Press-Republican

Movie Review

March 22, 2012

Mocking TV remake wins at humor

The idea of a big-screen version of the teen cop show that launched Johnny Depp to fame in the late '80s had very little appeal.

"21 Jump Street" the movie, however, has enough humor to win most of the skeptics over.

The film uses the same title as the TV show and takes the basic concept — young-looking police officers go undercover in a high school — but there's otherwise very little resemblance to the old Fox drama.

This "21 Jump Street" plays the concept entirely for raunchy laughs and gives several knowing winks to its own recycled plots, cliches and stereotypes.

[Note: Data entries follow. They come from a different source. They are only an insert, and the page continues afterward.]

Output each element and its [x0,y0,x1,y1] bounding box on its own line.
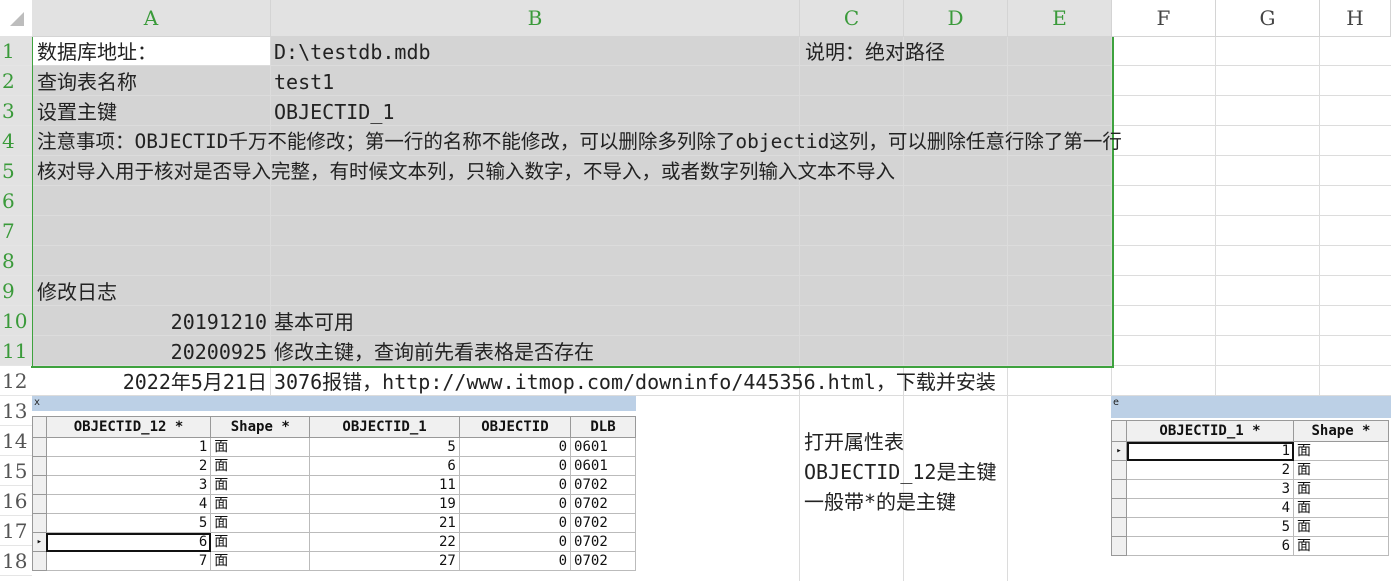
table-row[interactable]: ▸ 6 面 22 0 0702 [32,532,636,552]
row-16[interactable]: 16 [0,486,32,516]
cell-a3[interactable]: 设置主键 [37,97,117,127]
row-selector-header[interactable] [1111,420,1127,442]
row-6[interactable]: 6 [0,186,32,216]
cell-a2[interactable]: 查询表名称 [37,67,137,97]
table-row[interactable]: 4面 [1111,498,1389,518]
header-objectid12[interactable]: OBJECTID_12 * [45,416,212,438]
row-1[interactable]: 1 [0,36,32,66]
header-objectid[interactable]: OBJECTID [458,416,572,438]
header-shape[interactable]: Shape * [210,416,311,438]
cell-b1[interactable]: D:\testdb.mdb [274,37,431,67]
row-11[interactable]: 11 [0,336,32,366]
attribute-table-screenshot-2: e OBJECTID_1 * Shape * ▸ 1 面 2面 3面 4面 5面 6… [1111,396,1391,581]
note-primary-key: OBJECTID_12是主键 [804,460,997,484]
column-g[interactable]: G [1216,0,1320,36]
column-b[interactable]: B [271,0,800,36]
table-row[interactable]: 5 面 21 0 0702 [32,513,636,533]
row-18[interactable]: 18 [0,546,32,576]
row-13[interactable]: 13 [0,396,32,426]
cell-a10[interactable]: 20191210 [33,307,267,337]
table-row[interactable]: 7 面 27 0 0702 [32,551,636,571]
cell-b10[interactable]: 基本可用 [274,307,354,337]
attribute-table-2-title: e [1111,396,1391,418]
header-shape[interactable]: Shape * [1293,420,1389,442]
current-row-arrow-icon: ▸ [1111,441,1127,461]
table-row[interactable]: 2 面 6 0 0601 [32,456,636,476]
cell-a12[interactable]: 2022年5月21日 [33,367,267,397]
column-c[interactable]: C [800,0,904,36]
table-row[interactable]: 6面 [1111,536,1389,556]
column-d[interactable]: D [904,0,1008,36]
table-row[interactable]: 2面 [1111,460,1389,480]
cell-a1[interactable]: 数据库地址： [37,37,157,67]
header-objectid1[interactable]: OBJECTID_1 [309,416,460,438]
note-open-attribute-table: 打开属性表 [804,430,904,454]
cell-b11[interactable]: 修改主键，查询前先看表格是否存在 [274,337,594,367]
table-row[interactable]: 4 面 19 0 0702 [32,494,636,514]
row-9[interactable]: 9 [0,276,32,306]
cell-b12[interactable]: 3076报错，http://www.itmop.com/downinfo/445… [274,367,996,397]
attribute-table-title: x [32,396,636,411]
table-row[interactable]: 5面 [1111,517,1389,537]
row-17[interactable]: 17 [0,516,32,546]
attribute-table-2: OBJECTID_1 * Shape * ▸ 1 面 2面 3面 4面 5面 6面 [1111,420,1389,556]
column-f[interactable]: F [1112,0,1216,36]
cell-a9[interactable]: 修改日志 [37,277,117,307]
row-3[interactable]: 3 [0,96,32,126]
table-row[interactable]: 1 面 5 0 0601 [32,437,636,457]
cell-b3[interactable]: OBJECTID_1 [274,97,394,127]
cell-c1[interactable]: 说明：绝对路径 [805,37,945,67]
cell-a5[interactable]: 核对导入用于核对是否导入完整，有时候文本列，只输入数字，不导入，或者数字列输入文… [37,157,895,187]
note-asterisk-key: 一般带*的是主键 [804,490,957,514]
select-all-icon [10,12,24,26]
attribute-table-screenshot-1: x OBJECTID_12 * Shape * OBJECTID_1 OBJEC… [32,396,636,581]
column-e[interactable]: E [1008,0,1112,36]
column-a[interactable]: A [32,0,271,36]
row-12[interactable]: 12 [0,366,32,396]
table-row[interactable]: 3面 [1111,479,1389,499]
select-all-corner[interactable] [0,0,32,36]
cell-a4[interactable]: 注意事项：OBJECTID千万不能修改；第一行的名称不能修改，可以删除多列除了o… [37,127,1122,157]
table-row[interactable]: 3 面 11 0 0702 [32,475,636,495]
row-8[interactable]: 8 [0,246,32,276]
row-selector-header[interactable] [32,416,47,438]
row-7[interactable]: 7 [0,216,32,246]
header-objectid1-key[interactable]: OBJECTID_1 * [1126,420,1294,442]
row-10[interactable]: 10 [0,306,32,336]
row-4[interactable]: 4 [0,126,32,156]
table-row[interactable]: ▸ 1 面 [1111,441,1389,461]
row-2[interactable]: 2 [0,66,32,96]
cell-b2[interactable]: test1 [274,67,334,97]
column-header: A B C D E F G H [0,0,1391,37]
row-14[interactable]: 14 [0,426,32,456]
row-15[interactable]: 15 [0,456,32,486]
row-5[interactable]: 5 [0,156,32,186]
header-dlb[interactable]: DLB [570,416,636,438]
cell-a11[interactable]: 20200925 [33,337,267,367]
column-h[interactable]: H [1320,0,1391,36]
current-row-arrow-icon: ▸ [32,532,47,552]
attribute-table-1: OBJECTID_12 * Shape * OBJECTID_1 OBJECTI… [32,416,636,571]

Jonah Hill and Channing Tatum star as a pair of mismatched partners. Hill's Schmidt was an awkward geek in high school, while Tatum's Jenko was a popular, athletic bully. Now, seven years out of high school, they're best friends who are thrown back into the trauma of adolescence to help shut down a drug ring.

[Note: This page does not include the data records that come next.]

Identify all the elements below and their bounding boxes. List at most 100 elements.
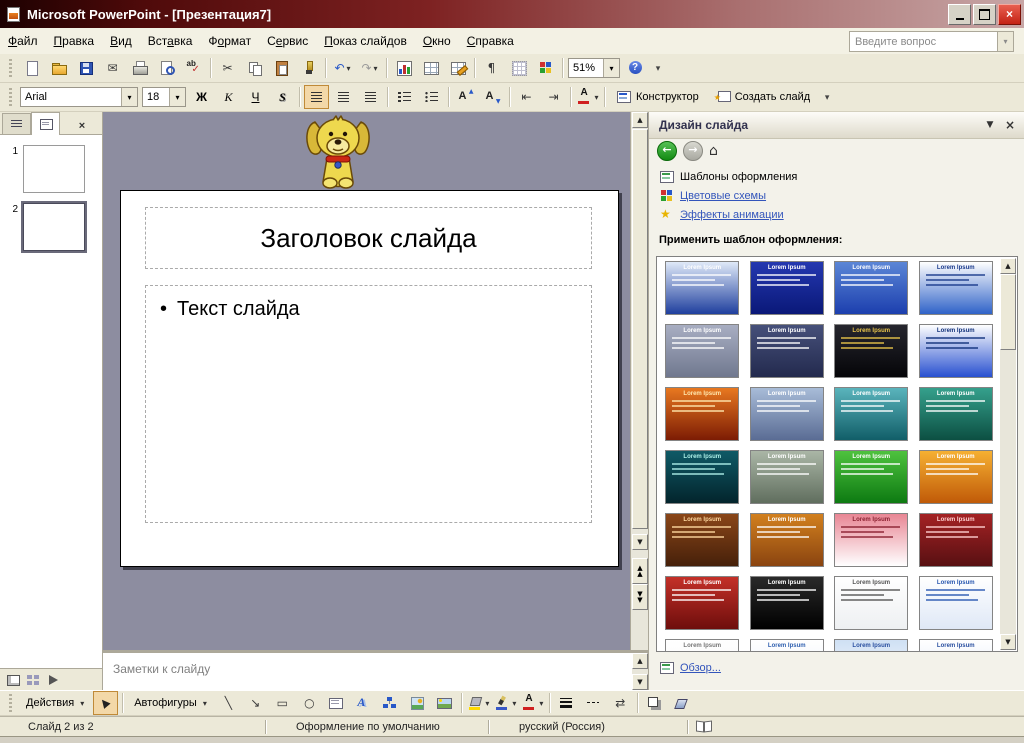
- line-button[interactable]: ╲: [216, 691, 241, 715]
- arrow-style-button[interactable]: ⇄: [608, 691, 633, 715]
- draw-actions-menu[interactable]: Действия ▾: [19, 691, 91, 715]
- scroll-down-button[interactable]: ▼: [1000, 634, 1016, 650]
- design-template-thumbnail[interactable]: Lorem Ipsum: [834, 261, 909, 315]
- design-template-thumbnail[interactable]: Lorem Ipsum: [834, 576, 909, 630]
- design-template-thumbnail[interactable]: Lorem Ipsum: [918, 639, 993, 651]
- design-template-thumbnail[interactable]: Lorem Ipsum: [665, 576, 740, 630]
- task-pane-close-button[interactable]: ×: [1002, 117, 1018, 133]
- wordart-button[interactable]: [351, 691, 376, 715]
- scroll-down-button[interactable]: ▼: [632, 534, 648, 550]
- menu-help[interactable]: Справка: [459, 29, 522, 53]
- color-grayscale-button[interactable]: [533, 56, 558, 80]
- insert-picture-button[interactable]: [432, 691, 457, 715]
- template-scrollbar[interactable]: ▲ ▼: [1000, 258, 1016, 650]
- cut-button[interactable]: ✂: [215, 56, 240, 80]
- rectangle-button[interactable]: ▭: [270, 691, 295, 715]
- increase-font-size-button[interactable]: [453, 85, 478, 109]
- draw-font-color-button[interactable]: ▾: [520, 691, 545, 715]
- menu-format[interactable]: Формат: [200, 29, 259, 53]
- dropdown-arrow-icon[interactable]: ▾: [169, 88, 185, 106]
- slide-thumbnail-1[interactable]: [23, 145, 85, 193]
- dropdown-arrow-icon[interactable]: ▾: [121, 88, 137, 106]
- notes-pane[interactable]: Заметки к слайду ▲ ▼: [103, 650, 648, 690]
- design-template-thumbnail[interactable]: Lorem Ipsum: [834, 639, 909, 651]
- underline-button[interactable]: Ч: [243, 85, 268, 109]
- decrease-font-size-button[interactable]: [480, 85, 505, 109]
- italic-button[interactable]: К: [216, 85, 241, 109]
- menu-view[interactable]: Вид: [102, 29, 140, 53]
- align-left-button[interactable]: [304, 85, 329, 109]
- menu-file[interactable]: Файл: [0, 29, 46, 53]
- insert-table-button[interactable]: [418, 56, 443, 80]
- 3d-style-button[interactable]: [669, 691, 694, 715]
- spelling-button[interactable]: [181, 56, 206, 80]
- previous-slide-button[interactable]: ▲ ▲: [632, 558, 648, 584]
- text-shadow-button[interactable]: S: [270, 85, 295, 109]
- align-right-button[interactable]: [358, 85, 383, 109]
- next-slide-button[interactable]: ▼ ▼: [632, 584, 648, 610]
- design-template-thumbnail[interactable]: Lorem Ipsum: [665, 513, 740, 567]
- zoom-combo[interactable]: 51% ▾: [568, 58, 620, 78]
- design-template-thumbnail[interactable]: Lorem Ipsum: [749, 387, 824, 441]
- design-template-thumbnail[interactable]: Lorem Ipsum: [749, 639, 824, 651]
- open-button[interactable]: [46, 56, 71, 80]
- line-style-button[interactable]: [554, 691, 579, 715]
- help-button[interactable]: [623, 56, 648, 80]
- toolbar-options-button[interactable]: ▾: [819, 85, 835, 109]
- line-color-button[interactable]: ▾: [493, 691, 518, 715]
- animation-effects-link[interactable]: Эффекты анимации: [659, 205, 1024, 224]
- outline-tab[interactable]: [2, 113, 31, 134]
- maximize-button[interactable]: [973, 3, 996, 25]
- redo-button[interactable]: ↷ ▾: [357, 56, 382, 80]
- design-templates-link[interactable]: Шаблоны оформления: [659, 167, 1024, 186]
- design-template-thumbnail[interactable]: Lorem Ipsum: [749, 324, 824, 378]
- font-color-button[interactable]: ▾: [575, 85, 600, 109]
- design-template-thumbnail[interactable]: Lorem Ipsum: [918, 324, 993, 378]
- design-template-thumbnail[interactable]: Lorem Ipsum: [665, 261, 740, 315]
- dash-style-button[interactable]: [581, 691, 606, 715]
- design-template-thumbnail[interactable]: Lorem Ipsum: [665, 639, 740, 651]
- font-combo[interactable]: Arial ▾: [20, 87, 138, 107]
- spelling-status-icon[interactable]: [696, 719, 712, 735]
- design-template-thumbnail[interactable]: Lorem Ipsum: [918, 513, 993, 567]
- slide-design-button[interactable]: Конструктор: [609, 85, 706, 109]
- design-template-thumbnail[interactable]: Lorem Ipsum: [749, 576, 824, 630]
- menu-slideshow[interactable]: Показ слайдов: [316, 29, 415, 53]
- design-template-thumbnail[interactable]: Lorem Ipsum: [665, 324, 740, 378]
- dog-clipart-image[interactable]: [303, 114, 373, 193]
- new-document-button[interactable]: [19, 56, 44, 80]
- scroll-up-button[interactable]: ▲: [632, 653, 648, 669]
- back-button[interactable]: ←: [657, 141, 677, 161]
- show-grid-button[interactable]: [506, 56, 531, 80]
- font-size-combo[interactable]: 18 ▾: [142, 87, 186, 107]
- text-box-button[interactable]: [324, 691, 349, 715]
- diagram-button[interactable]: [378, 691, 403, 715]
- arrow-button[interactable]: ↘: [243, 691, 268, 715]
- align-center-button[interactable]: [331, 85, 356, 109]
- menu-tools[interactable]: Сервис: [259, 29, 316, 53]
- dropdown-arrow-icon[interactable]: ▾: [997, 32, 1013, 51]
- design-template-thumbnail[interactable]: Lorem Ipsum: [834, 387, 909, 441]
- numbering-button[interactable]: [392, 85, 417, 109]
- slide-canvas[interactable]: Заголовок слайда • Текст слайда: [120, 190, 619, 567]
- design-template-thumbnail[interactable]: Lorem Ipsum: [918, 261, 993, 315]
- menu-edit[interactable]: Правка: [46, 29, 103, 53]
- select-objects-button[interactable]: [93, 691, 119, 715]
- slide-thumbnail-2[interactable]: [23, 203, 85, 251]
- design-template-thumbnail[interactable]: Lorem Ipsum: [918, 450, 993, 504]
- design-template-thumbnail[interactable]: Lorem Ipsum: [665, 387, 740, 441]
- undo-button[interactable]: ↶ ▾: [330, 56, 355, 80]
- forward-button[interactable]: →: [683, 141, 703, 161]
- task-pane-menu-arrow-icon[interactable]: ▼: [982, 117, 998, 133]
- notes-scrollbar[interactable]: ▲ ▼: [632, 653, 648, 690]
- save-button[interactable]: [73, 56, 98, 80]
- scroll-up-button[interactable]: ▲: [1000, 258, 1016, 274]
- color-schemes-link[interactable]: Цветовые схемы: [659, 186, 1024, 205]
- clip-art-button[interactable]: [405, 691, 430, 715]
- design-template-thumbnail[interactable]: Lorem Ipsum: [834, 324, 909, 378]
- slideshow-view-button[interactable]: [43, 671, 63, 689]
- design-template-thumbnail[interactable]: Lorem Ipsum: [918, 387, 993, 441]
- paste-button[interactable]: [269, 56, 294, 80]
- scroll-down-button[interactable]: ▼: [632, 674, 648, 690]
- scroll-up-button[interactable]: ▲: [632, 112, 648, 128]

The duo quickly finds that high school has changed quite a bit, especially when their roles are reversed: Schmidt hangs out with the popular kids and runs track, while Jenko takes advanced chemistry and befriends the nerds.

Hill stays close to his familiar persona of neurotic shlub, but Tatum has a bit of a breakout. Known primarily for wooden (he was originally a male model) performances in action movies like "The Eagle" and "G.I. Joe" and romances like "The Vow," he gels perfectly with Hill and shows some knockout comedic timing, often playing off his own good looks and physique.

Ice Cube is on hand as an intensely no-nonsense police captain, and James Franco's little brother, Dave Franco, shows some pizazz as a somewhat odd popular kid. The movie also includes a nifty cameo (not quite Bill-Murray-in-Zombieland good, but good).